Over the years, our paths crossed again and again until she co-founded The Pachamama Alliance (“TPA”) over 22 years ago. Throughout that time, I have been a supporter of TPA which has given me many more opportunities to be with Lynne.
While I have admired Lynne enormously, I have not seen her as having a focus on conscious leadership, the field I have been immersed in for much of the last half century. But in a recent interview of Lynne in Conscious Company Magazine, she shares quite a bit about the subject and I wanted to share her wisdom with my FutureShapers community.
Here is what she says after being asked how she holds her responsibility as a conscious leader:
Much of leadership is the way you live, the way you speak, the way you think, the way you behave, the way you are. To be a conscious leader is to have integrity with all aspects of your life. When you are having a bad day and you don’t feel like leading, you are leading others to have a bad day and not feel like leading. You can’t not lead when you are a leader. You are modeling all the time.
I don’t consider that I have what you might call a private space to be grumpy or ornery. I don’t think I have that right, and I love that about being a conscious or committed leader. I love that the scope of my leadership encompasses my personal life.
When asked what her biggest challenge was she responded by saying that “the constant challenge of a conscious leader is to be internally and externally consistent with the stand you have taken, internally and externally authentic, and constantly expressing yourself in a way that continues to develop not only your leadership skills, but your skills to be an ever more effective human being.”
Lynne further explains that a conscious leader is committed to something “way larger than their own life, way larger than their own company, committed to some stand or vision greater than they can accomplish during their lifetime so their identity isn’t based in it.” She goes on:
We all have the opportunity, the privilege, the responsibility to give our best to life. Someone who is committed to an environmentally sustainable, spiritually fulfilling, socially just human presence on this planet can’t indulge themselves in taking things personally.
I have added the italics in the above paragraph since Lynne paraphrased the mission of TPA, a mission I have found so powerful that I have adapted it into my own personal mission statement.
She then shares how much easier it is for her to let go of any discomfort about having taken on this responsibility because “I’m standing in a place that’s so much bigger than my own personality, identity, wants, or desires. It’s so unproductive. It’s unproductive for anyone, but if you have a big commitment, it’s super unproductive.”
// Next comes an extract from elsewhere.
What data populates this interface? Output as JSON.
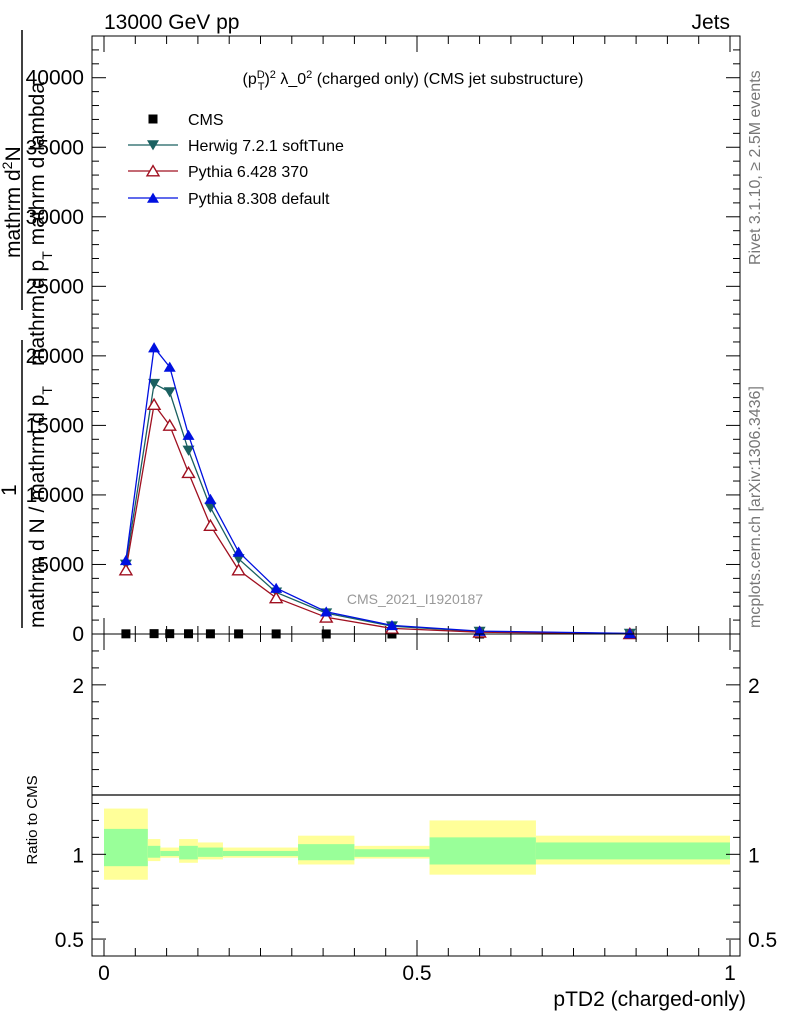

One last thing I would like to say about Lynne: Many women leaders I am aware of (those I know personally and those I know of through the media) seem to largely rely on their masculine side, thus diminishing their feminine side. In all the years I have known Lynne she has never forsaken her femininity. This is a key part of maintaining one’s integrity – being a person who is whole and integrated, bringing their whole selves to their work, their relationships and their lives.